One of the corner shops in Moorlands, Lancaster sells small cartons of milk for 35p.  The other, only a street away, sells them for 38p, so on the rare occasions I use my local shops, I tend not to visit that one.

However, I've just noticed that the latter shop sells milk in pint containers, unlike the conventional 500 ml (0.88 pint) cartons, so it's actually the cheaper source of emergency milk.

Is it really worthwhile to sell pints any more? I can't be the only one to have failed to read the labels, presumed they were more expensive, and therefore presumed that all the shop's stock would be correspondingly more expensive than elsewhere.

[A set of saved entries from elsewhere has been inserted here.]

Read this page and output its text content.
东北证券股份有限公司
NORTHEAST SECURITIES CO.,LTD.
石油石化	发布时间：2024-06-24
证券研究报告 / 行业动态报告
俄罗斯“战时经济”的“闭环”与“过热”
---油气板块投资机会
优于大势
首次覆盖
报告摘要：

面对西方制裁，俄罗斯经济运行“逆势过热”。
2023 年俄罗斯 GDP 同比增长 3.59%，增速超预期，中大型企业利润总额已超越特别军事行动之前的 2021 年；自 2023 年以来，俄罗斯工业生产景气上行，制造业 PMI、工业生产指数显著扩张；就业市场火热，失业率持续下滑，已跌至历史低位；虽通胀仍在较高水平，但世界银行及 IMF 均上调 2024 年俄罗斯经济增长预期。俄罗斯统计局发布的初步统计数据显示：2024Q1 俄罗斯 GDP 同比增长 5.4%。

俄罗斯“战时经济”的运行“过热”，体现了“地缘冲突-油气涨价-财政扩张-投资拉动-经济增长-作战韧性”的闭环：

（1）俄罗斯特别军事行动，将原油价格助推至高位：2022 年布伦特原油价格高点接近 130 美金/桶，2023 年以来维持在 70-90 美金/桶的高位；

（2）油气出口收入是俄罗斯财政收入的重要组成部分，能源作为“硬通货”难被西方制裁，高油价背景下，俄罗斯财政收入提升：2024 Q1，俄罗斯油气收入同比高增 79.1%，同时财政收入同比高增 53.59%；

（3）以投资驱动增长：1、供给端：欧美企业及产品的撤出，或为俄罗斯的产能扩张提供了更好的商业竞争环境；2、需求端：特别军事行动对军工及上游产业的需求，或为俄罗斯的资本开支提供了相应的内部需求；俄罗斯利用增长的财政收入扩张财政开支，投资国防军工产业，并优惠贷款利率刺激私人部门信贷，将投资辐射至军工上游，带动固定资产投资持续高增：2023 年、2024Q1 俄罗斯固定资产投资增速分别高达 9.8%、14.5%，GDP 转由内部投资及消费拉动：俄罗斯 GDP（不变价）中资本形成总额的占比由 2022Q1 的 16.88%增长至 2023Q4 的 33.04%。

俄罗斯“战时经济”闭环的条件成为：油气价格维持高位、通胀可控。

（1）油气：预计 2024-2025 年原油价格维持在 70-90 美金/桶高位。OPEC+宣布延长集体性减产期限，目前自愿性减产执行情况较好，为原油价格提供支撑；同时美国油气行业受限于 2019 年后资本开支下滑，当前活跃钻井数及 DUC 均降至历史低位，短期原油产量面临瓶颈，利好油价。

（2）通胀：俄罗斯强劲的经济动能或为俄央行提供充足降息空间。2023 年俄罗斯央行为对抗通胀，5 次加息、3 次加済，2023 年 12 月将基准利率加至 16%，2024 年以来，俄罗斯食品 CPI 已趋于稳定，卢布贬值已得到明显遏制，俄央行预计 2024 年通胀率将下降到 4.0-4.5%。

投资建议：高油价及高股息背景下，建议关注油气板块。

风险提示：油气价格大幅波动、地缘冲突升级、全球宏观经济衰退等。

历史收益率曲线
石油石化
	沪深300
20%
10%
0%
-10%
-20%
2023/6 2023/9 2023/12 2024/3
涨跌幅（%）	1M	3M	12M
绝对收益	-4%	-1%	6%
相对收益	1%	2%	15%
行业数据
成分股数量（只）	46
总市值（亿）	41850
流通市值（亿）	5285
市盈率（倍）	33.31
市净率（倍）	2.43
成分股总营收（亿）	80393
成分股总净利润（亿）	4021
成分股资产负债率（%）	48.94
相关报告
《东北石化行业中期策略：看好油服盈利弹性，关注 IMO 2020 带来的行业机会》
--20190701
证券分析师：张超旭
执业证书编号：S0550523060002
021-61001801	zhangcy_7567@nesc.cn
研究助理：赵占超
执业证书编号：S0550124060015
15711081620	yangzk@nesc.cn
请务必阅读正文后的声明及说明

It's certainly cost the owner several years of my (infrequent) custom, all for the sake of 68 ml.


I assume that people just use the shop nearest them regardless of their ml-per-penny efficiency concerns. And by my reckoning 68ml is at least another 4 cups of tea so perhaps people are happy to buy the milk from that shop because it subconsciously registers that the milk (somewhat miraculously in their minds) goes further than that of the competitor.

Posted by AKALucifer at May 30, 2007 04:39 PM

I'm suggesting that people don't notice the difference in volume, simply see that a seemingly identical carton of milk is more expensive in one shop, and don't shop there, thinking everything else is more expensive too; that the shop could be losing custom unnecessarily by giving customers more than they expect.
Nice idea about the subconscious effect, but I doubt they get as far as buying the 'magic' milk. It's just 35p vs. 38p.